Amid warnings of dire consequences if the EU rejected Turkey, Jack Straw, the Foreign Secretary, chaired fraught negotiations late into the night in an attempt to stop Austria from torpedoing the talks.


FEMA reax

FEMA remains broken, according to one parish president, CNN:

"It's the bureaucratic part that, once they make the request for me on my behalf, for the past five weeks, I don't get a response," Davis said.


Putin

Fred Hiatt writes an important column in the Washington Post about Putin's undemocratic grip in Russia, and how the freedom-loving Bush administration ignores what is going on there:

The Bush administration, after some zigs and zags on Russia, seems to have developed a fairly coherent strategy regarding Russia's slide from democracy: Ignore it. The National Security Council apparatus in the White House believes that what happens inside Russia is irrelevant to the United States; that the United States can't do much to influence domestic events in any case; and that dwelling on Putin's authoritarianism would compromise other U.S. interests in bilateral relations.

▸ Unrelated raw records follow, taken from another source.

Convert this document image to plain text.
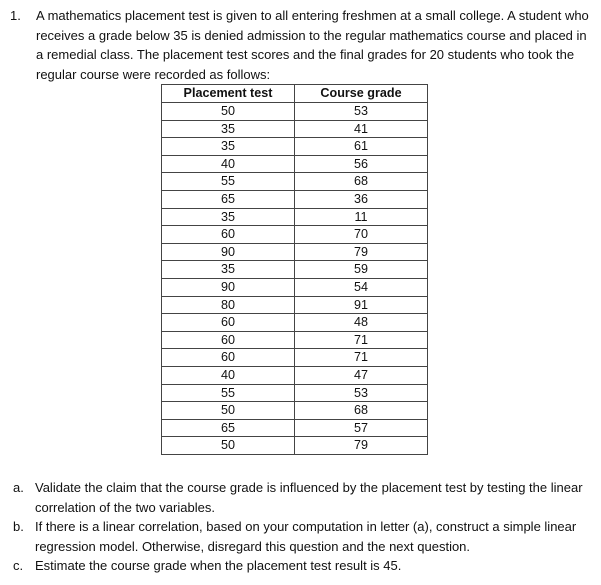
1. A mathematics placement test is given to all entering freshmen at a small college. A student who receives a grade below 35 is denied admission to the regular mathematics course and placed in a remedial class. The placement test scores and the final grades for 20 students who took the regular course were recorded as follows:
Placement test	Course grade
50	53
35	41
35	61
40	56
55	68
65	36
35	11
60	70
90	79
35	59
90	54
80	91
60	48
60	71
60	71
40	47
55	53
50	68
65	57
50	79
a. Validate the claim that the course grade is influenced by the placement test by testing the linear correlation of the two variables.
b. If there is a linear correlation, based on your computation in letter (a), construct a simple linear regression model. Otherwise, disregard this question and the next question.
c. Estimate the course grade when the placement test result is 45.
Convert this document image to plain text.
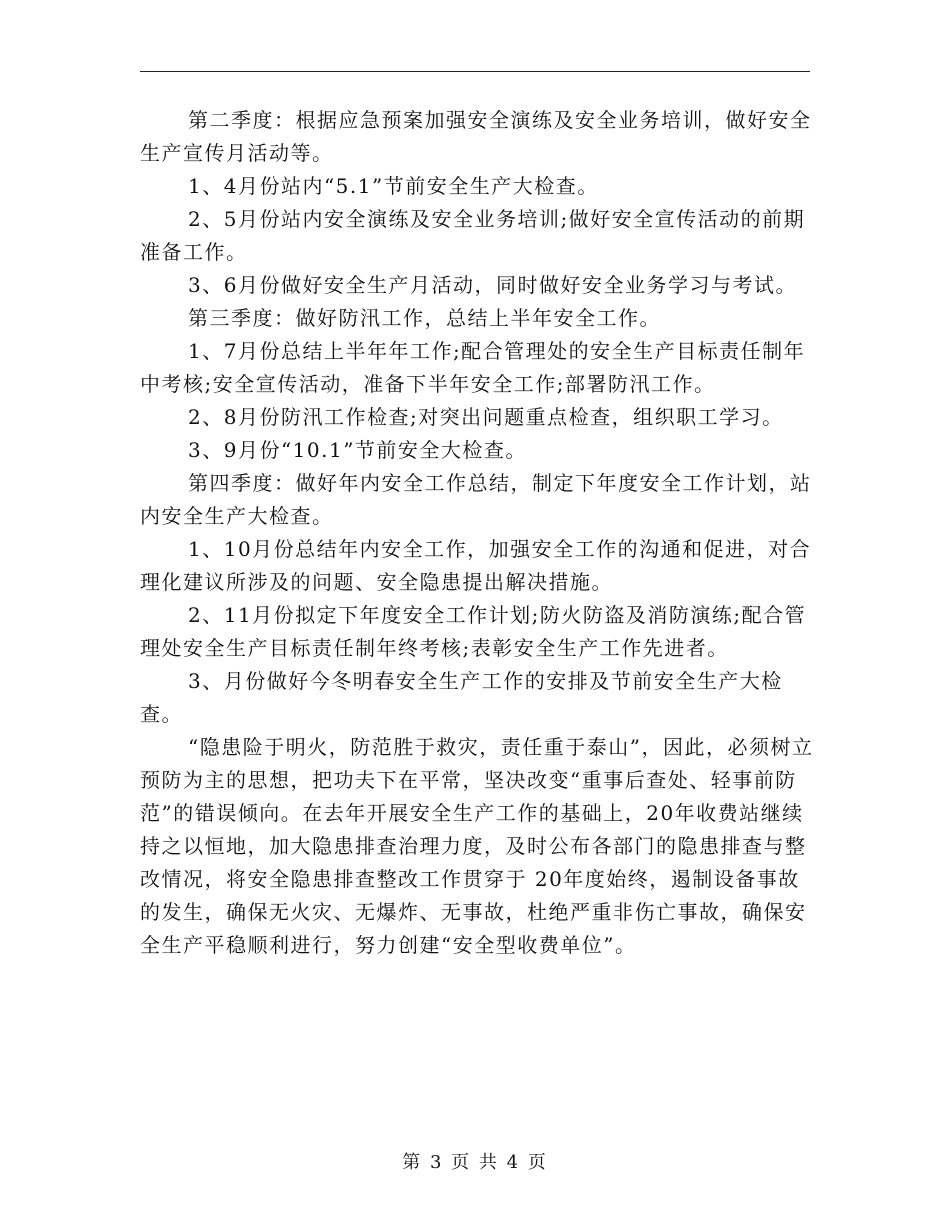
第二季度：根据应急预案加强安全演练及安全业务培训，做好安全生产宣传月活动等。

1、4月份站内“5.1”节前安全生产大检查。

2、5月份站内安全演练及安全业务培训;做好安全宣传活动的前期准备工作。

3、6月份做好安全生产月活动，同时做好安全业务学习与考试。

第三季度：做好防汛工作，总结上半年安全工作。

1、7月份总结上半年年工作;配合管理处的安全生产目标责任制年中考核;安全宣传活动，准备下半年安全工作;部署防汛工作。

2、8月份防汛工作检查;对突出问题重点检查，组织职工学习。

3、9月份“10.1”节前安全大检查。

第四季度：做好年内安全工作总结，制定下年度安全工作计划，站内安全生产大检查。

1、10月份总结年内安全工作，加强安全工作的沟通和促进，对合理化建议所涉及的问题、安全隐患提出解决措施。

2、11月份拟定下年度安全工作计划;防火防盗及消防演练;配合管理处安全生产目标责任制年终考核;表彰安全生产工作先进者。

3、月份做好今冬明春安全生产工作的安排及节前安全生产大检查。

“隐患险于明火，防范胜于救灾，责任重于泰山”，因此，必须树立预防为主的思想，把功夫下在平常，坚决改变“重事后查处、轻事前防范”的错误倾向。在去年开展安全生产工作的基础上，20年收费站继续持之以恒地，加大隐患排查治理力度，及时公布各部门的隐患排查与整改情况，将安全隐患排查整改工作贯穿于 20年度始终，遏制设备事故的发生，确保无火灾、无爆炸、无事故，杜绝严重非伤亡事故，确保安全生产平稳顺利进行，努力创建“安全型收费单位”。

第 3 页 共 4 页
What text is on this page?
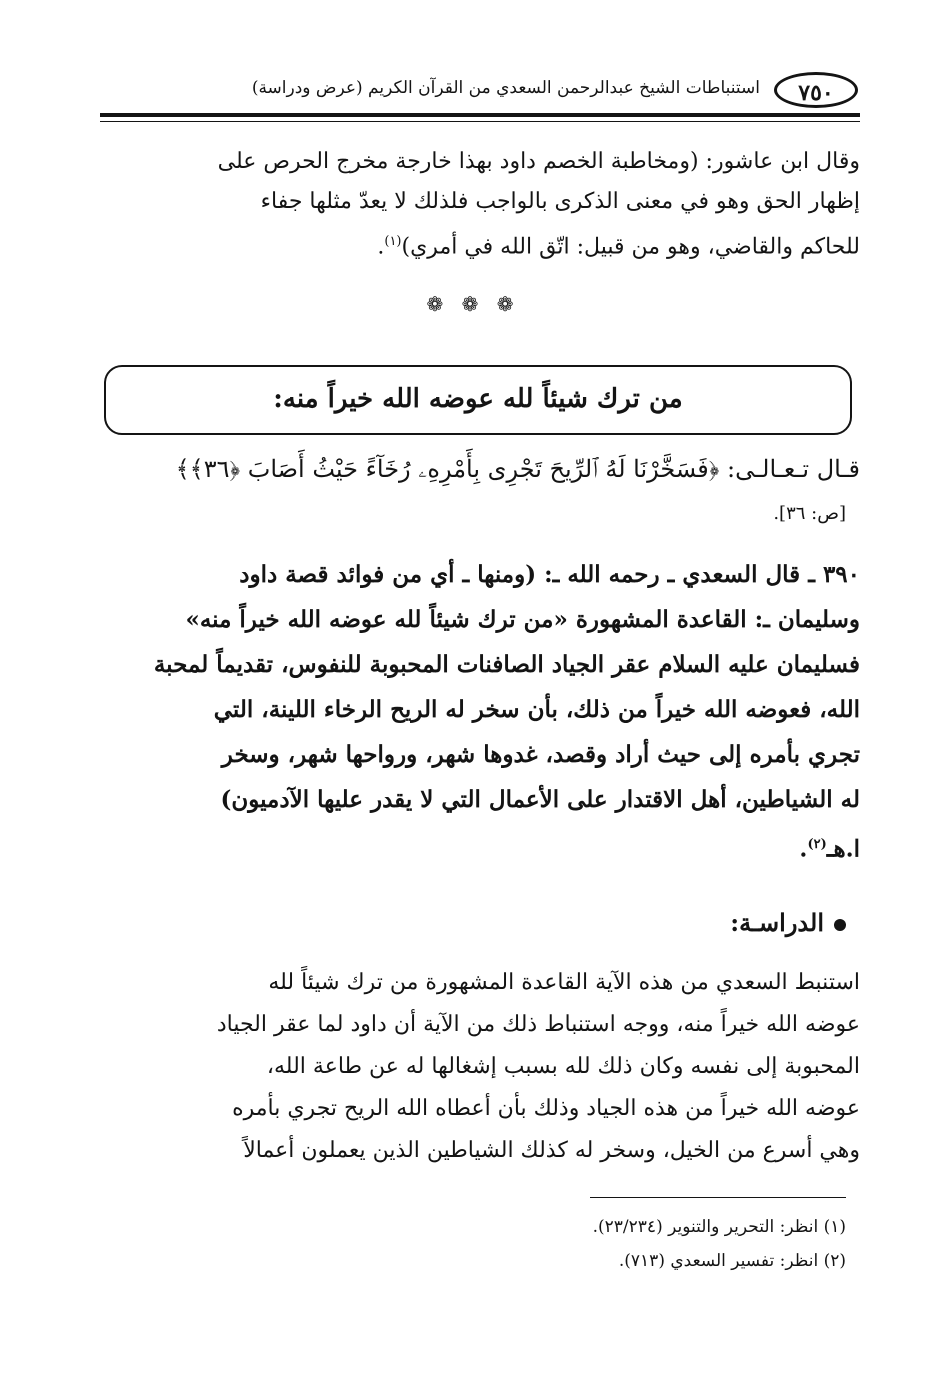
٧٥٠
استنباطات الشيخ عبدالرحمن السعدي من القرآن الكريم (عرض ودراسة)
وقال ابن عاشور: (ومخاطبة الخصم داود بهذا خارجة مخرج الحرص على
إظهار الحق وهو في معنى الذكرى بالواجب فلذلك لا يعدّ مثلها جفاء
للحاكم والقاضي، وهو من قبيل: اتّق الله في أمري)$^{(١)}$.
❁ ❁ ❁
من ترك شيئاً لله عوضه الله خيراً منه:
قـال تـعـالـى: ﴿فَسَخَّرْنَا لَهُ ٱلرِّيحَ تَجْرِى بِأَمْرِهِۦ رُخَآءً حَيْثُ أَصَابَ ﴿٣٦﴾﴾
[ص: ٣٦].
٣٩٠ ـ قال السعدي ـ رحمه الله ـ: (ومنها ـ أي من فوائد قصة داود
وسليمان ـ: القاعدة المشهورة «من ترك شيئاً لله عوضه الله خيراً منه»
فسليمان عليه السلام عقر الجياد الصافنات المحبوبة للنفوس، تقديماً لمحبة
الله، فعوضه الله خيراً من ذلك، بأن سخر له الريح الرخاء اللينة، التي
تجري بأمره إلى حيث أراد وقصد، غدوها شهر، ورواحها شهر، وسخر
له الشياطين، أهل الاقتدار على الأعمال التي لا يقدر عليها الآدميون)
ا.هـ$^{(٢)}$.
الدراسـة:
استنبط السعدي من هذه الآية القاعدة المشهورة من ترك شيئاً لله
عوضه الله خيراً منه، ووجه استنباط ذلك من الآية أن داود لما عقر الجياد
المحبوبة إلى نفسه وكان ذلك لله بسبب إشغالها له عن طاعة الله،
عوضه الله خيراً من هذه الجياد وذلك بأن أعطاه الله الريح تجري بأمره
وهي أسرع من الخيل، وسخر له كذلك الشياطين الذين يعملون أعمالاً
(١) انظر: التحرير والتنوير (٢٣/٢٣٤).
(٢) انظر: تفسير السعدي (٧١٣).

Aren't you glad we have such a tough and brave president?

"Borrow and Spend"

A Google blog search now shows 300 hits for "borrow and spend" and a regular Google search now shows 135,000 hits. Last week the phrase "borrow and spend" generated with Google 111,000 pages. Google's blog search had 261 pages for "borrow and spend" last week.

2 Comments:

Blogger Bravo 2-1 said...

I'll check that blog tonight, thanks. As for the foreign policy push of one Karen Hughes, my first reaction was a snicker... Now I am kind of outraged that they think Madison Avenue gloss can undo international conflict with a long history. I guess I should expect nothing less than sheer idiocy from what is left of this administration.

3:09 PM  
Blogger Bravo 2-1 said...

Plus if you've spent one low key Sunday watching the History Channel you probably caught something about MB!